Michigan lawmaker plots budget cuts for state Supreme Court after ruling on juvenile murderers
Published in News & Features
LANSING, Mich. — A key Michigan House lawmaker who oversees the state budget process says she will shift funding away from courts and to local prosecutors after a Michigan Supreme Court decision ordered the resentencing of individuals who were 19 or 20 years old when they committed first-degree murder.
The decision means 579 individuals who were automatically sentenced to life in prison without parole in Michigan must now appear for resentencing hearings within six months.
Justices in a 5-2 decision Thursday found it was unconstitutionally cruel for 19- and 20-year-old offenders to be subjected to mandated life in prison without parole given their adolescent brain development. The decision extended previous orders that have gradually inched the age up for young murders over the past decade.
State Rep. Ann Bollin, a Brighton Township Republican who chairs the House Appropriations Committee, on Monday said she was working on legislation in response to the decision that would cut court funding and increase funding for local prosecutors tasked with coordinating the resentencing hearings for the 579 inmates.
The 180-day window the court gave to schedule the hearings is "unrealistic and dangerous," Bollin said. She also argued the individuals are being given a "do-over" when they were clearly adults at the time they made a "conscious choice to take another person's life."
"These cases are decades old in many instances," Bollin said. "Reviewing them thoroughly and locating victims’ families in such a short time is a massive undertaking. Meanwhile, the very court that created this mess continues operating business as usual on the taxpayers’ dime. That ends now.”
Bollin said her legislation will scale back funding for the Michigan Supreme Court and State Court Administrative Office and instead invest the money in county prosecutors' offices. The Livingston County GOP lawmaker's plan to shift funding from the court to prosecutors' office, if it clears the House, would face an uphill climb in the Democratic-led Senate.
The Michigan Supreme Court declined to comment Monday.
Bollin noted counties are about a quarter of the way through their fiscal years and can't carry the added, unforeseen cost of, in some cases, dozens of new resentencing hearings.
"They’re legislating from the bench and making these decisions, it appears, with little regard for how they’re going to be executed," Bollin said of the state's highest court. "I think we should look at the court’s ability to pay for them. We just saw the same thing happen with the earned sick time.”
Bollin was referencing a 2024 Michigan Supreme Court opinion that gave full force to a earned sick leave and minimum wage plan that was curbed by lawmakers in 2018. The high court's Feb. 21 deadline for compliance with the order led to last-minute changes in the House and Senate to limit the effects of the order on small business owners.
Bollin's announcement comes after the high court ruled Thursday that mandatory life in prison without parole sentences for individuals who were 19 and 20 at the time they murdered someone did not comply with the state constitution's bar on cruel or unusual punishment because it does not consider "mitigating factors of youth or the potential for rehabilitation."

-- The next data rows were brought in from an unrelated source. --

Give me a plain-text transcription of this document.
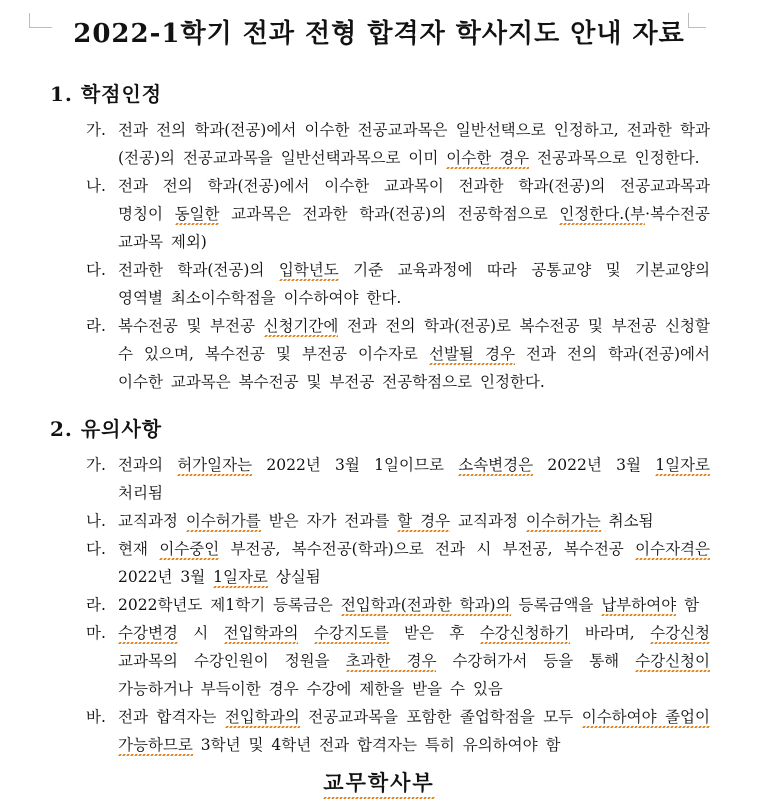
2022-1학기 전과 전형 합격자 학사지도 안내 자료
1. 학점인정
가. 전과 전의 학과(전공)에서 이수한 전공교과목은 일반선택으로 인정하고, 전과한 학과(전공)의 전공교과목을 일반선택과목으로 이미 이수한 경우 전공과목으로 인정한다.
나. 전과 전의 학과(전공)에서 이수한 교과목이 전과한 학과(전공)의 전공교과목과 명칭이 동일한 교과목은 전과한 학과(전공)의 전공학점으로 인정한다.(부·복수전공 교과목 제외)
다. 전과한 학과(전공)의 입학년도 기준 교육과정에 따라 공통교양 및 기본교양의 영역별 최소이수학점을 이수하여야 한다.
라. 복수전공 및 부전공 신청기간에 전과 전의 학과(전공)로 복수전공 및 부전공 신청할 수 있으며, 복수전공 및 부전공 이수자로 선발될 경우 전과 전의 학과(전공)에서 이수한 교과목은 복수전공 및 부전공 전공학점으로 인정한다.
2. 유의사항
가. 전과의 허가일자는 2022년 3월 1일이므로 소속변경은 2022년 3월 1일자로 처리됨
나. 교직과정 이수허가를 받은 자가 전과를 할 경우 교직과정 이수허가는 취소됨
다. 현재 이수중인 부전공, 복수전공(학과)으로 전과 시 부전공, 복수전공 이수자격은 2022년 3월 1일자로 상실됨
라. 2022학년도 제1학기 등록금은 전입학과(전과한 학과)의 등록금액을 납부하여야 함
마. 수강변경 시 전입학과의 수강지도를 받은 후 수강신청하기 바라며, 수강신청 교과목의 수강인원이 정원을 초과한 경우 수강허가서 등을 통해 수강신청이 가능하거나 부득이한 경우 수강에 제한을 받을 수 있음
바. 전과 합격자는 전입학과의 전공교과목을 포함한 졸업학점을 모두 이수하여야 졸업이 가능하므로 3학년 및 4학년 전과 합격자는 특히 유의하여야 함
교무학사부
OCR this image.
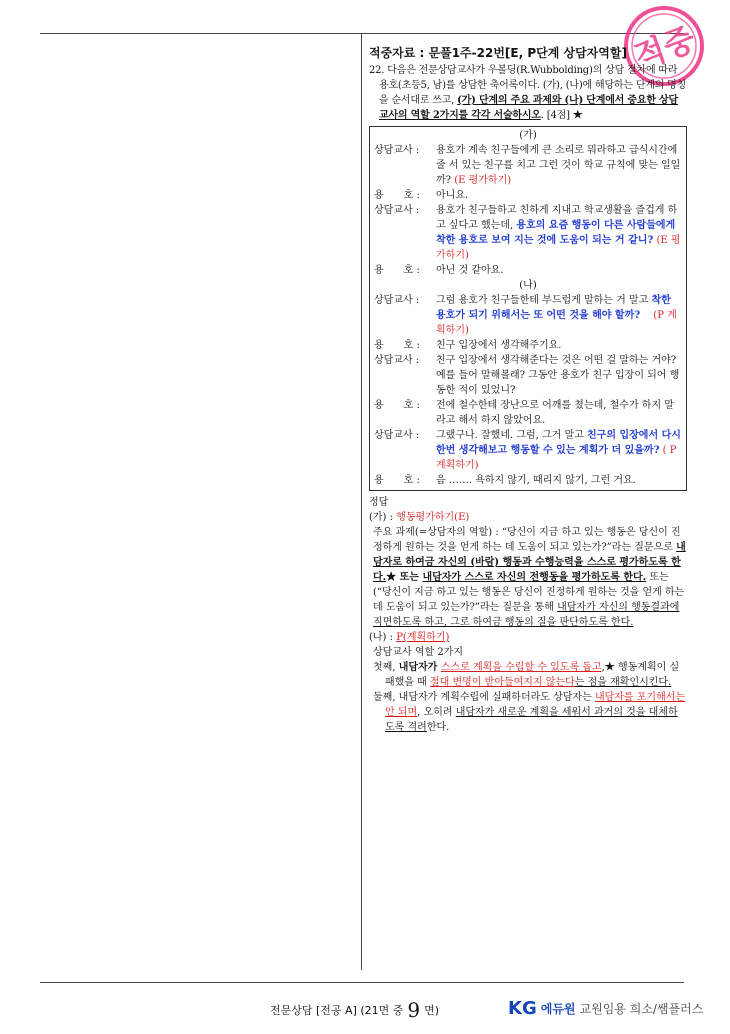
적중
적중자료 : 문풀1주-22번[E, P단계 상담자역할]
22. 다음은 전문상담교사가 우볼딩(R.Wubbolding)의 상담 절차에 따라 용호(초등5, 남)를 상담한 축어록이다. (가), (나)에 해당하는 단계의 명칭을 순서대로 쓰고, (가) 단계의 주요 과제와 (나) 단계에서 중요한 상담교사의 역할 2가지를 각각 서술하시오. [4점] ★
(가)
상담교사 :	용호가 계속 친구들에게 큰 소리로 뭐라하고 급식시간에 줄 서 있는 친구를 치고 그런 것이 학교 규칙에 맞는 일일까? (E 평가하기)
용　　호 :	아니요.
상담교사 :	용호가 친구들하고 친하게 지내고 학교생활을 즐겁게 하고 싶다고 했는데, 용호의 요즘 행동이 다른 사람들에게 착한 용호로 보여 지는 것에 도움이 되는 거 같니? (E 평가하기)
용　　호 :	아닌 것 같아요.
(나)
상담교사 :	그럼 용호가 친구들한테 부드럽게 말하는 거 말고 착한 용호가 되기 위해서는 또 어떤 것을 해야 할까?　 (P 계획하기)
용　　호 :	친구 입장에서 생각해주기요.
상담교사 :	친구 입장에서 생각해준다는 것은 어떤 걸 말하는 거야? 예를 들어 말해볼래? 그동안 용호가 친구 입장이 되어 행동한 적이 있었니?
용　　호 :	전에 철수한테 장난으로 어깨를 쳤는데, 철수가 하지 말라고 해서 하지 않았어요.
상담교사 :	그랬구나. 잘했네. 그럼, 그거 말고 친구의 입장에서 다시 한번 생각해보고 행동할 수 있는 계획가 더 있을까? ( P 계획하기)
용　　호 :	음 ……. 욕하지 않기, 때리지 않기, 그런 거요.
정답
(가) : 행동평가하기(E)
주요 과제(=상담자의 역할) : “당신이 지금 하고 있는 행동은 당신이 진정하게 원하는 것을 얻게 하는 데 도움이 되고 있는가?”라는 질문으로 내담자로 하여금 자신의 (바람) 행동과 수행능력을 스스로 평가하도록 한다.★ 또는 내담자가 스스로 자신의 전행동을 평가하도록 한다. 또는 (“당신이 지금 하고 있는 행동은 당신이 진정하게 원하는 것을 얻게 하는 데 도움이 되고 있는가?”라는 질문을 통해 내담자가 자신의 행동결과에 직면하도록 하고, 그로 하여금 행동의 질을 판단하도록 한다.
(나) : P(계획하기)
상담교사 역할 2가지
첫째, 내담자가 스스로 계획을 수립할 수 있도록 돕고,★ 행동계획이 실패했을 때 절대 변명이 받아들여지지 않는다는 점을 재확인시킨다.
둘째, 내담자가 계획수립에 실패하더라도 상담자는 내담자를 포기해서는 안 되며, 오히려 내담자가 새로운 계획을 세워서 과거의 것을 대체하도록 격려한다.
전문상담 [전공 A] (21면 중 9 면)	KG 에듀원 교원임용 희소/쌤플러스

The decision split along party lines, with five Democratic-nominated justices supporting the majority and two Republican-nominated justices opposing it. The opinion was retroactive, meaning it encompasses all 19- and 20-year-old offenders who had already been given a mandatory sentence of life in prison without parole.
According to the Michigan Department of Corrections, the decision affects 579 inmates currently serving life in prison without parole.
The Prosecuting Attorneys Association of Michigan on Thursday expressed concern over the impact on victims and on their offices' caseloads with the short time frame to schedule the hearings. In Wayne County alone, more than 400 resentencing hearings will need to be rescheduled, according to Prosecutor Kym Worthy's office.
"The resentencing hearings resulting from this ruling will also require tremendous amounts of time and expense to prosecutors’ offices throughout the state," said Midland County Prosecutor J. Dee Brooks, president for the prosecutors association. "Many offices are already struggling to meet current caseloads without full staffs."
Worthy said last week the six-month timeline was "untenable" for her office, but said the real burden will be felt by families and friends of victims who are unable to find closure.